鳥にしあらねば 101

 

『殺したんじゃねえもの 362』(2017年10月発行)より

  今さら何でそんな解りきったことを言うんだと叱られそうだが、私は古い人間である。ジャズが好きで、電車ではたいてい携帯プレーヤーでジャズを聴きながら本を開いている。ただし、聴くのは1950年代のハードバップが中心で、それ以後のフュージョンやフリージャズは体がまったく受け付けない。トランペットのマイルス・ディビスでも、50年代なら心が揺さぶられるが60年代後半になると気分が悪くなる。単純で堅実なリズム、心地よいコード進行、気の利いたアドリブが揃ってはじめて私にとってジャズになる。

 性についても同様である。これまでを振り返れば常に誠心誠意だったとは言えないが、それでも“愛”のないセックスはご法度だと肝に銘じてきた。もちろん“愛”は異性愛者の専有物ではない。性は多様であってLGBT(性的マイノリティ)の人たちが存在するのは当たり前だと思う。それぐらいには保守的ではないつもりだが、それでも“性愛”は1対1の、一定期間固定された関係において存在すべきだという道徳観から自由ではない。

 F・エンゲルスは『家族・私有財産・国家の起源』で、原始の乱婚状態から西欧近代の一夫一婦制に至る道筋を描いたが、彼に従えば、右のような私の道徳観は資本主義という生産様式(下部構造)に規定されたものに過ぎない。マルクス主義の上部構造、下部構造は今ではあまり評判がよくないが、的を射ていると思う。だからこそ、今の一夫一婦制から実質的に自由であろうとすることには、資本主義社会から自由であろうとすることと同様の困難がつきまとう。

 私たちの“良識”は多かれ少なかれ時代に規定されている。そんな当たり前のことに思いを致すことになったのは、先日『スカーレットロード』というドキュメンタリー映画を観たからだ。旧知のKさんから、娘のYさんがこの映画を日本で上映したいという希望を持っている、できれば協力してほしいという電話があった。そのすぐ後にYさんからメールが届いた。彼女は「SWASH(Sex Work and Sexual Health)」というセックスワーカー(性労働者)の支援団体で活動している。名前から分かるように、ワーカーたちの権利擁護と健康管理が活動の目的だ。このオーストラリア映画は障害者に有料でセックスを提供する女性を撮ったものだが、映画を観て障害者問題の視点から感想を聞かせてほしいと言う。古い人間を自覚している私は、きっと自分の手に負えないと思って一度は試写会への参加を辞退したのだが、再度別の日に試写をするという案内が届いた時点で抵抗を諦めた。

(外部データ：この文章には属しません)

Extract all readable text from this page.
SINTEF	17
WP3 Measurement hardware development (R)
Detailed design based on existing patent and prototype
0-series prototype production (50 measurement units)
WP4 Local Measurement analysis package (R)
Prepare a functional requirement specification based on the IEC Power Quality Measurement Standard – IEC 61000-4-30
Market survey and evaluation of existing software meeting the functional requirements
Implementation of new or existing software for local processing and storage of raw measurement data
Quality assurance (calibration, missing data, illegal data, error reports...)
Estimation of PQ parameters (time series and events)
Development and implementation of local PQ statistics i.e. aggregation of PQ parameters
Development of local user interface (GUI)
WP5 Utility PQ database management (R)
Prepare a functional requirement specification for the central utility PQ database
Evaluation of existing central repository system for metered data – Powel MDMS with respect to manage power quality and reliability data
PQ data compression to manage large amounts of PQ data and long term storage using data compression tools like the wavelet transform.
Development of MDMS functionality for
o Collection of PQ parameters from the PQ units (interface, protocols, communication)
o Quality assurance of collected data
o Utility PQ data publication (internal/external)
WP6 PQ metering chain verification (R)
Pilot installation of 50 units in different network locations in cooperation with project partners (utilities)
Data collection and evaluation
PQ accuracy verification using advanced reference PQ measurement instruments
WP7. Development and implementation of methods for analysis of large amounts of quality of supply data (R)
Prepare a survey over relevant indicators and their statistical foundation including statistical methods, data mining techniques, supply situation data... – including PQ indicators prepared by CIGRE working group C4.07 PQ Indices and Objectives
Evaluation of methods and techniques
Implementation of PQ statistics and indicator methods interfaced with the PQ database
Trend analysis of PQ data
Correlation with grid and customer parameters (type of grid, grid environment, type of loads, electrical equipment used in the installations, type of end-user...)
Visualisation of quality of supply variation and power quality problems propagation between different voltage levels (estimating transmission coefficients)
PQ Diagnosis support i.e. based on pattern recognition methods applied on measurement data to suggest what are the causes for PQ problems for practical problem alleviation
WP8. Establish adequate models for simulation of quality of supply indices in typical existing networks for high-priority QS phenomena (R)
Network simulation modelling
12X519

 映画を詳しく紹介する余裕はない。セックスワーカーと障害者をつなぐ団体を立ち上げた一人の女性が、セックスを通した障害者とのつながりに積極的な意味を見出そうとする物語だ。この映画はセックスも経験できない“かわいそう”な障害者への慈愛の物語というステレオタイプか、それとも障害者をダシに使って性労働を正当化しようとするプロパガンダか。あるいは、格差を推進力とする新自由主義と「フーゾク」への蔑視や障害者への排除の視線に支えられた“良識”とを、内側から食い破る可能性を秘めた物語か。これから各地で上映される予定なので、機会があればぜひご覧いただきたい。